It has a captivating name and it generates a considerable appeal even in the companies that are more reluctant to innovation. Its trajectory of diffusion in business processes began in the nineties (although the genesis of the term is much older), but the Design Thinking is experiencing the peak of its notoriety only now. The hype produced around this method can be felt based on the exponential increase in the articles, courses, and events dedicated to it. The analysis of the research of this term on Google shows an uninterrupted growth trend over the last ten years.
Beyond the enthusiasm and appreciation generated by the techniques used to involve stakeholders, Design Thinking has had the merit of making companies understand that designing products and services is something different from designing something "nice": it is a design process based on the understanding of users and their needs (but also of the constraints of the company itself and of the market in which it operates), with a view aimed at problem-solving and the multidisciplinary approach.
What is Design Thinking
The Design thinking is a process of iterative design and it is structured in several phases that lead to understanding the user, questioning the assumptions and redefining the problems with the aim of identifying strategies and alternative solutions. It applies to the design of products and services and makes it possible to evaluate, through the involvement of professionals and different components within the process (or of the company), the constraints existing within the organization or the market itself.
There are different formulations of the phases of Design thinking, but the most widespread is certainly the one proposed by d.school, the design institute of Stanford University.
The founder of the institute, David Kelley, then continued this approach through another creature of him, the IDEO company, which has made a real paradigm of Design Thinking.
The merits of Design Thinking
In recent years, "Design thinking" has become a sort of buzzword that has thrilled many and allowed its supporters to multiply. But if its worst detractors reduce it to "playing with post-it", this approach has certainly allowed designers to break into many companies that have decided to open up to business innovation.
Design Thinking has enabled many companies to understand that design is not just "Let's do something nice", and to understand that the user experience is a process.
As Jared Spool points out, the same term "Design thinking" is pleonastic: for those working in the field, the terms "Design" and "Design thinking" are probably superimposable, because the "new" approach is the integration of various techniques, such as Lean UX, customer journey mapping and rapid prototyping.
However, the DT paradigm has been the key to convincing companies that design is not just about the color or graphics. It can be said that this approach has enabled companies to understand that the user experience is a process and not just a product or a service. It has also allowed managers and employees to approach the needs of their clients, to work with a multidisciplinary approach aimed at solving problems, to pursue an innovation-oriented direction.
The risks of "bad" Design Thinking
In the net of the opinions of those who consider it a buzzword or - provocatively - "bullshit", the practice of Design thinking has shown its limits or some malfunctions.
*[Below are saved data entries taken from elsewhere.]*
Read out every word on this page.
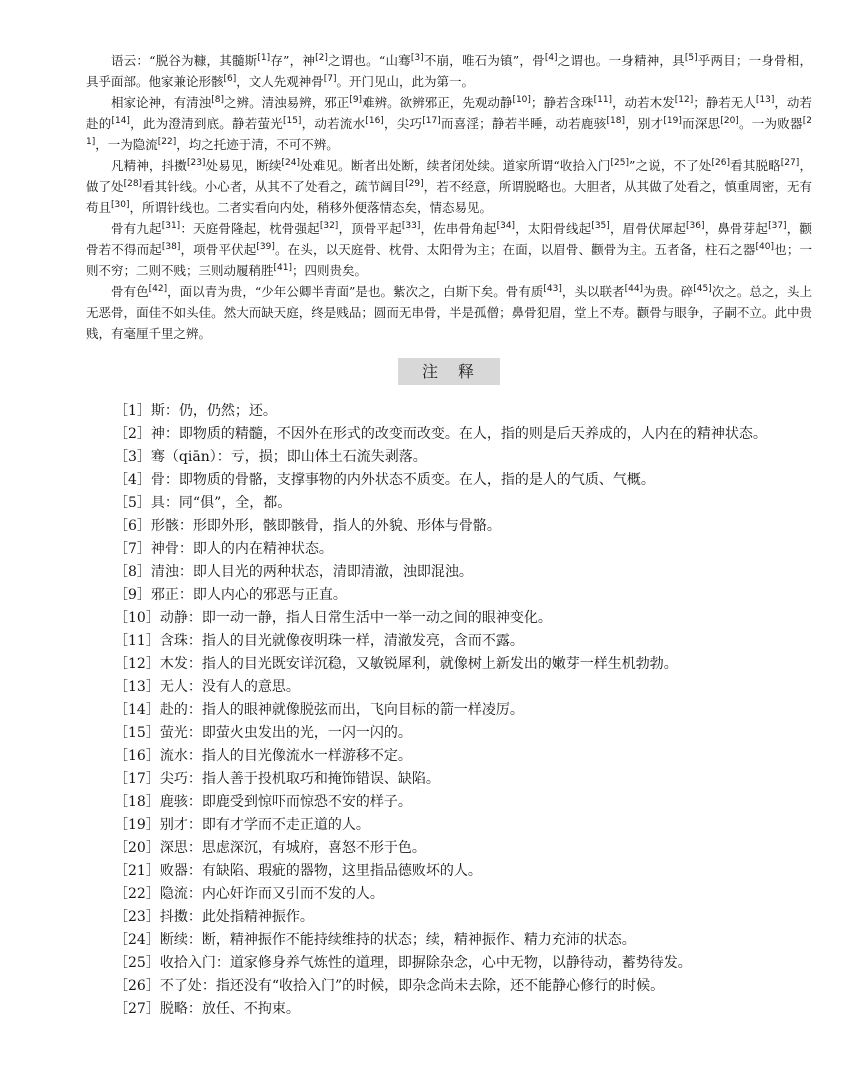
语云：“脱谷为糠，其髓斯[1]存”，神[2]之谓也。“山骞[3]不崩，唯石为镇”，骨[4]之谓也。一身精神，具[5]乎两目；一身骨相，具乎面部。他家兼论形骸[6]，文人先观神骨[7]。开门见山，此为第一。

相家论神，有清浊[8]之辨。清浊易辨，邪正[9]难辨。欲辨邪正，先观动静[10]；静若含珠[11]，动若木发[12]；静若无人[13]，动若赴的[14]，此为澄清到底。静若萤光[15]，动若流水[16]，尖巧[17]而喜淫；静若半睡，动若鹿骇[18]，别才[19]而深思[20]。一为败器[21]，一为隐流[22]，均之托迹于清，不可不辨。

凡精神，抖擞[23]处易见，断续[24]处难见。断者出处断，续者闭处续。道家所谓“收拾入门[25]”之说，不了处[26]看其脱略[27]，做了处[28]看其针线。小心者，从其不了处看之，疏节阔目[29]，若不经意，所谓脱略也。大胆者，从其做了处看之，慎重周密，无有苟且[30]，所谓针线也。二者实看向内处，稍移外便落情态矣，情态易见。

骨有九起[31]：天庭骨隆起，枕骨强起[32]，顶骨平起[33]，佐串骨角起[34]，太阳骨线起[35]，眉骨伏犀起[36]，鼻骨芽起[37]，颧骨若不得而起[38]，项骨平伏起[39]。在头，以天庭骨、枕骨、太阳骨为主；在面，以眉骨、颧骨为主。五者备，柱石之器[40]也；一则不穷；二则不贱；三则动履稍胜[41]；四则贵矣。

骨有色[42]，面以青为贵，“少年公卿半青面”是也。紫次之，白斯下矣。骨有质[43]，头以联者[44]为贵。碎[45]次之。总之，头上无恶骨，面佳不如头佳。然大而缺天庭，终是贱品；圆而无串骨，半是孤僧；鼻骨犯眉，堂上不寿。颧骨与眼争，子嗣不立。此中贵贱，有毫厘千里之辨。

注　释

［1］斯：仍，仍然；还。

［2］神：即物质的精髓，不因外在形式的改变而改变。在人，指的则是后天养成的，人内在的精神状态。

［3］骞（qiān）：亏，损；即山体土石流失剥落。

［4］骨：即物质的骨骼，支撑事物的内外状态不质变。在人，指的是人的气质、气概。

［5］具：同“俱”，全，都。

［6］形骸：形即外形，骸即骸骨，指人的外貌、形体与骨骼。

［7］神骨：即人的内在精神状态。

［8］清浊：即人目光的两种状态，清即清澈，浊即混浊。

［9］邪正：即人内心的邪恶与正直。

［10］动静：即一动一静，指人日常生活中一举一动之间的眼神变化。

［11］含珠：指人的目光就像夜明珠一样，清澈发亮，含而不露。

［12］木发：指人的目光既安详沉稳，又敏锐犀利，就像树上新发出的嫩芽一样生机勃勃。

［13］无人：没有人的意思。

［14］赴的：指人的眼神就像脱弦而出，飞向目标的箭一样凌厉。

［15］萤光：即萤火虫发出的光，一闪一闪的。

［16］流水：指人的目光像流水一样游移不定。

［17］尖巧：指人善于投机取巧和掩饰错误、缺陷。

［18］鹿骇：即鹿受到惊吓而惊恐不安的样子。

［19］别才：即有才学而不走正道的人。

［20］深思：思虑深沉，有城府，喜怒不形于色。

［21］败器：有缺陷、瑕疵的器物，这里指品德败坏的人。

［22］隐流：内心奸诈而又引而不发的人。

［23］抖擞：此处指精神振作。

［24］断续：断，精神振作不能持续维持的状态；续，精神振作、精力充沛的状态。

［25］收拾入门：道家修身养气炼性的道理，即摒除杂念，心中无物，以静待动，蓄势待发。

［26］不了处：指还没有“收拾入门”的时候，即杂念尚未去除，还不能静心修行的时候。

［27］脱略：放任、不拘束。
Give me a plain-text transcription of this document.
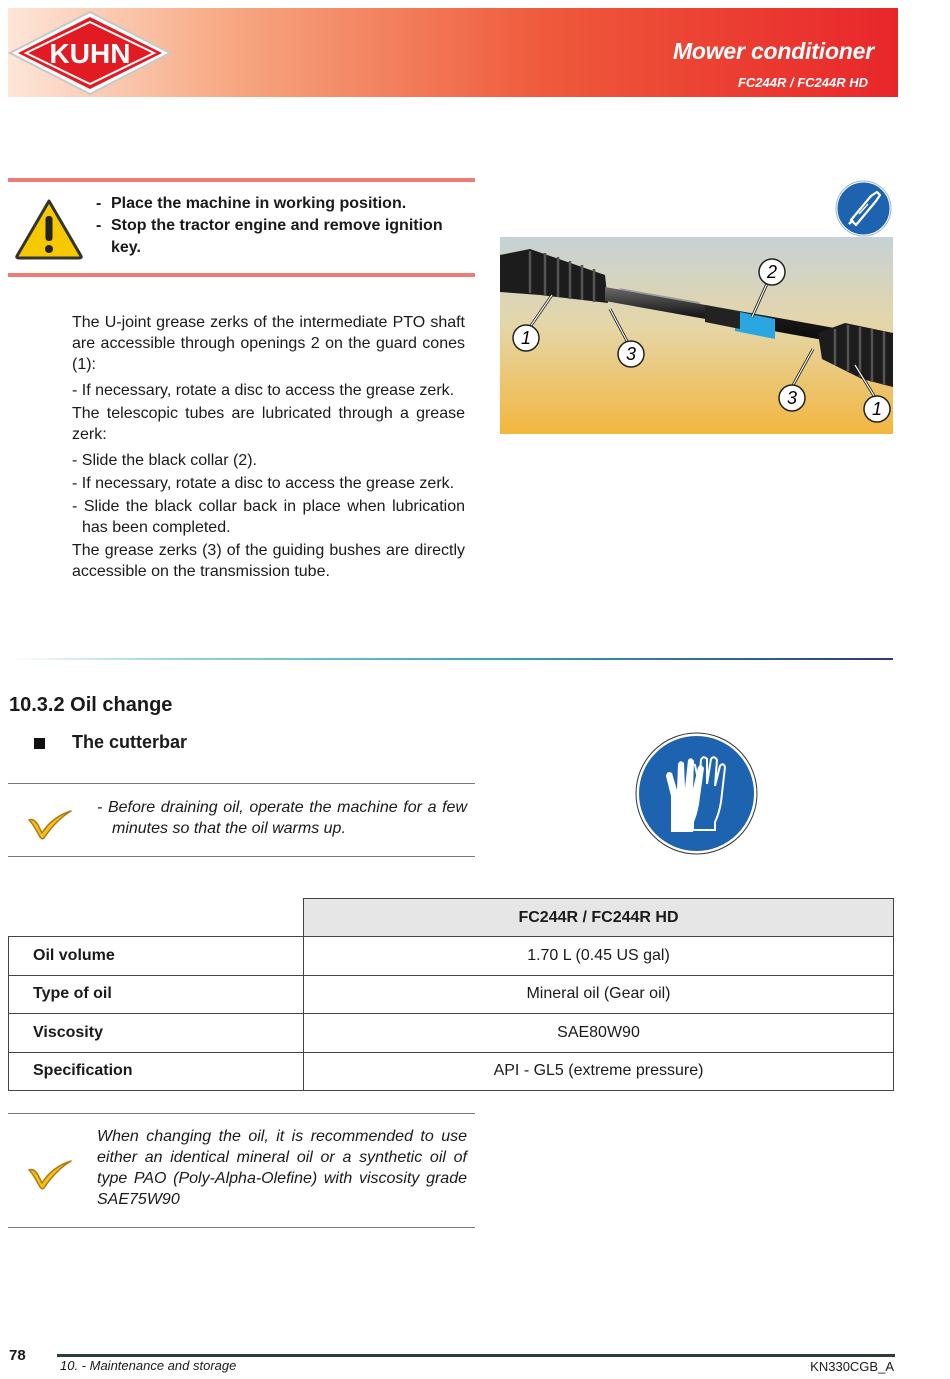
KUHN	Mower conditioner
FC244R / FC244R HD
- Place the machine in working position.
- Stop the tractor engine and remove ignition key.

The U-joint grease zerks of the intermediate PTO shaft are accessible through openings 2 on the guard cones (1):

- If necessary, rotate a disc to access the grease zerk.

The telescopic tubes are lubricated through a grease zerk:

- Slide the black collar (2).

- If necessary, rotate a disc to access the grease zerk.

- Slide the black collar back in place when lubrication has been completed.

The grease zerks (3) of the guiding bushes are directly accessible on the transmission tube.

1
2
3
3
1
10.3.2 Oil change
The cutterbar

- Before draining oil, operate the machine for a few minutes so that the oil warms up.

	FC244R / FC244R HD
Oil volume	1.70 L (0.45 US gal)
Type of oil	Mineral oil (Gear oil)
Viscosity	SAE80W90
Specification	API - GL5 (extreme pressure)

When changing the oil, it is recommended to use either an identical mineral oil or a synthetic oil of type PAO (Poly-Alpha-Olefine) with viscosity grade SAE75W90

78
10. - Maintenance and storage	KN330CGB_A
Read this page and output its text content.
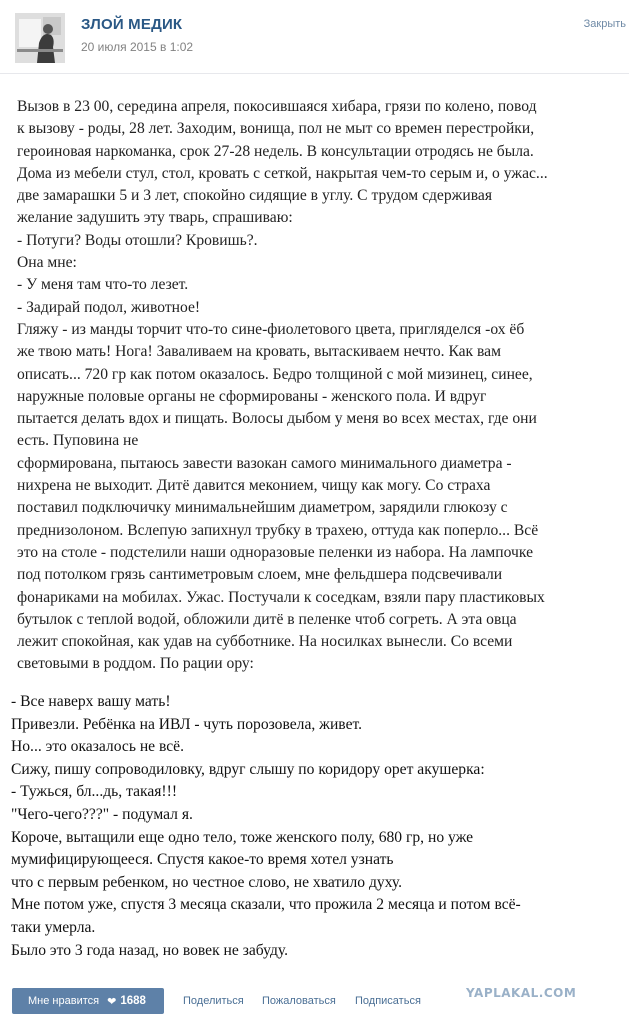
ЗЛОЙ МЕДИК
20 июля 2015 в 1:02
Закрыть

Вызов в 23 00, середина апреля, покосившаяся хибара, грязи по колено, повод

к вызову - роды, 28 лет. Заходим, вонища, пол не мыт со времен перестройки,

героиновая наркоманка, срок 27-28 недель. В консультации отродясь не была.

Дома из мебели стул, стол, кровать с сеткой, накрытая чем-то серым и, о ужас...

две замарашки 5 и 3 лет, спокойно сидящие в углу. С трудом сдерживая

желание задушить эту тварь, спрашиваю:

- Потуги? Воды отошли? Кровишь?.

Она мне:

- У меня там что-то лезет.

- Задирай подол, животное!

Гляжу - из манды торчит что-то сине-фиолетового цвета, пригляделся -ох ёб

же твою мать! Нога! Заваливаем на кровать, вытаскиваем нечто. Как вам

описать... 720 гр как потом оказалось. Бедро толщиной с мой мизинец, синее,

наружные половые органы не сформированы - женского пола. И вдруг

пытается делать вдох и пищать. Волосы дыбом у меня во всех местах, где они

есть. Пуповина не

сформирована, пытаюсь завести вазокан самого минимального диаметра -

нихрена не выходит. Дитё давится меконием, чищу как могу. Со страха

поставил подключичку минимальнейшим диаметром, зарядили глюкозу с

преднизолоном. Вслепую запихнул трубку в трахею, оттуда как поперло... Всё

это на столе - подстелили наши одноразовые пеленки из набора. На лампочке

под потолком грязь сантиметровым слоем, мне фельдшера подсвечивали

фонариками на мобилах. Ужас. Постучали к соседкам, взяли пару пластиковых

бутылок с теплой водой, обложили дитё в пеленке чтоб согреть. А эта овца

лежит спокойная, как удав на субботнике. На носилках вынесли. Со всеми

световыми в роддом. По рации ору:

- Все наверх вашу мать!

Привезли. Ребёнка на ИВЛ - чуть порозовела, живет.

Но... это оказалось не всё.

Сижу, пишу сопроводиловку, вдруг слышу по коридору орет акушерка:

- Тужься, бл...дь, такая!!!

"Чего-чего???" - подумал я.

Короче, вытащили еще одно тело, тоже женского полу, 680 гр, но уже

мумифицирующееся. Спустя какое-то время хотел узнать

что с первым ребенком, но честное слово, не хватило духу.

Мне потом уже, спустя 3 месяца сказали, что прожила 2 месяца и потом всё-

таки умерла.

Было это 3 года назад, но вовек не забуду.

Мне нравится ❤ 1688	Поделиться Пожаловаться Подписаться
YAPLAKAL.COM
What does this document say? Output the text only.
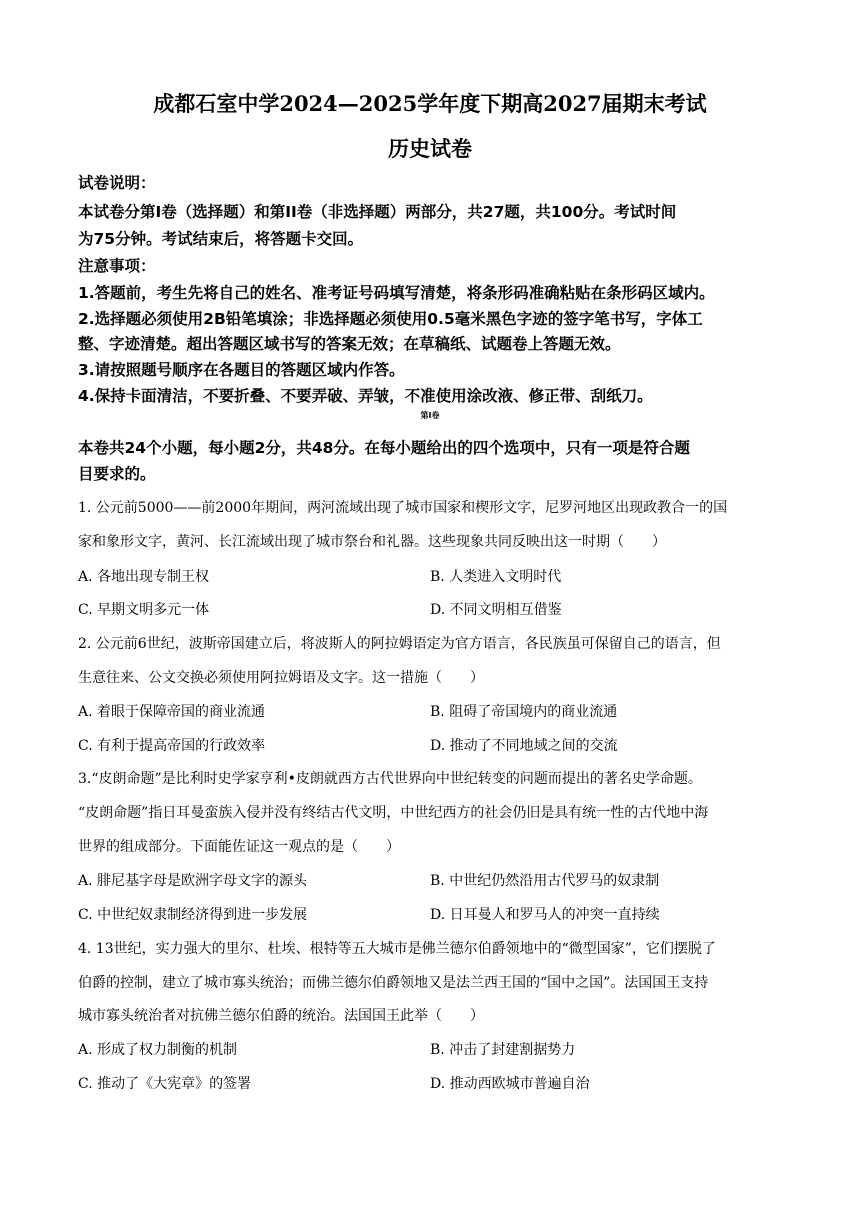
成都石室中学2024—2025学年度下期高2027届期末考试
历史试卷
试卷说明：
本试卷分第Ⅰ卷（选择题）和第II卷（非选择题）两部分，共27题，共100分。考试时间
为75分钟。考试结束后，将答题卡交回。
注意事项：
1.答题前，考生先将自己的姓名、准考证号码填写清楚，将条形码准确粘贴在条形码区域内。
2.选择题必须使用2B铅笔填涂；非选择题必须使用0.5毫米黑色字迹的签字笔书写，字体工
整、字迹清楚。超出答题区域书写的答案无效；在草稿纸、试题卷上答题无效。
3.请按照题号顺序在各题目的答题区域内作答。
4.保持卡面清洁，不要折叠、不要弄破、弄皱，不准使用涂改液、修正带、刮纸刀。
第Ⅰ卷
本卷共24个小题，每小题2分，共48分。在每小题给出的四个选项中，只有一项是符合题
目要求的。
1. 公元前5000——前2000年期间，两河流域出现了城市国家和楔形文字，尼罗河地区出现政教合一的国
家和象形文字，黄河、长江流域出现了城市祭台和礼器。这些现象共同反映出这一时期（　　）
A. 各地出现专制王权	B. 人类进入文明时代
C. 早期文明多元一体	D. 不同文明相互借鉴
2. 公元前6世纪，波斯帝国建立后，将波斯人的阿拉姆语定为官方语言，各民族虽可保留自己的语言，但
生意往来、公文交换必须使用阿拉姆语及文字。这一措施（　　）
A. 着眼于保障帝国的商业流通	B. 阻碍了帝国境内的商业流通
C. 有利于提高帝国的行政效率	D. 推动了不同地域之间的交流
3.“皮朗命题”是比利时史学家亨利•皮朗就西方古代世界向中世纪转变的问题而提出的著名史学命题。
“皮朗命题”指日耳曼蛮族入侵并没有终结古代文明，中世纪西方的社会仍旧是具有统一性的古代地中海
世界的组成部分。下面能佐证这一观点的是（　　）
A. 腓尼基字母是欧洲字母文字的源头	B. 中世纪仍然沿用古代罗马的奴隶制
C. 中世纪奴隶制经济得到进一步发展	D. 日耳曼人和罗马人的冲突一直持续
4. 13世纪，实力强大的里尔、杜埃、根特等五大城市是佛兰德尔伯爵领地中的“微型国家”，它们摆脱了
伯爵的控制，建立了城市寡头统治；而佛兰德尔伯爵领地又是法兰西王国的“国中之国”。法国国王支持
城市寡头统治者对抗佛兰德尔伯爵的统治。法国国王此举（　　）
A. 形成了权力制衡的机制	B. 冲击了封建割据势力
C. 推动了《大宪章》的签署	D. 推动西欧城市普遍自治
The DT, in the way in which it is seen and practiced in certain situations, is excessively centered on the ideation phase, to the detriment of those understanding the users and defining the problem.
The risk, in this case, is that it turns into a mere creation of a post-it wall. And, on the other side, the production of new ideas often clashes with an underestimation of the market context within which a company or a product moves.
An additional risk to be avoided is constituted by the fact that the stakeholders that are often involved in the design process look for solutions not for the real user but for what they have in mind.
Therefore, Design thinking must be able to put the company in front of the experiences and problems that users actually experience using a service or a product. By comparing different departments in an organization, this risk is certainly mitigated. However, the use of data and analysis on the customer journey can certainly favor the process of empathization and reasoning through the user's perspective.
Moreover, the importance of the iterative dimension of Design thinking is often underestimated. Despite being marked by well-defined phases, the DT is a method that does not follow a strictly linear model but pushes to reapply what has been learned to redefine problems and perfect ideas and prototypes. If applied to find the best possible solution, at first sight, efforts are almost certainly destined to fail.
A method to simplify the creative process and test ideas and design
Design thinking is a method, not an end. It is a simplification of a creative process that can make those problems and design challenges that often appear opaque understandable. Like all design processes, it is made up of attempts, experiments, and evaluations of each idea produced. The centrality of the tests and the data collected and a critical approach in every phase of the method allow us to transform ideas into effective and winning solutions.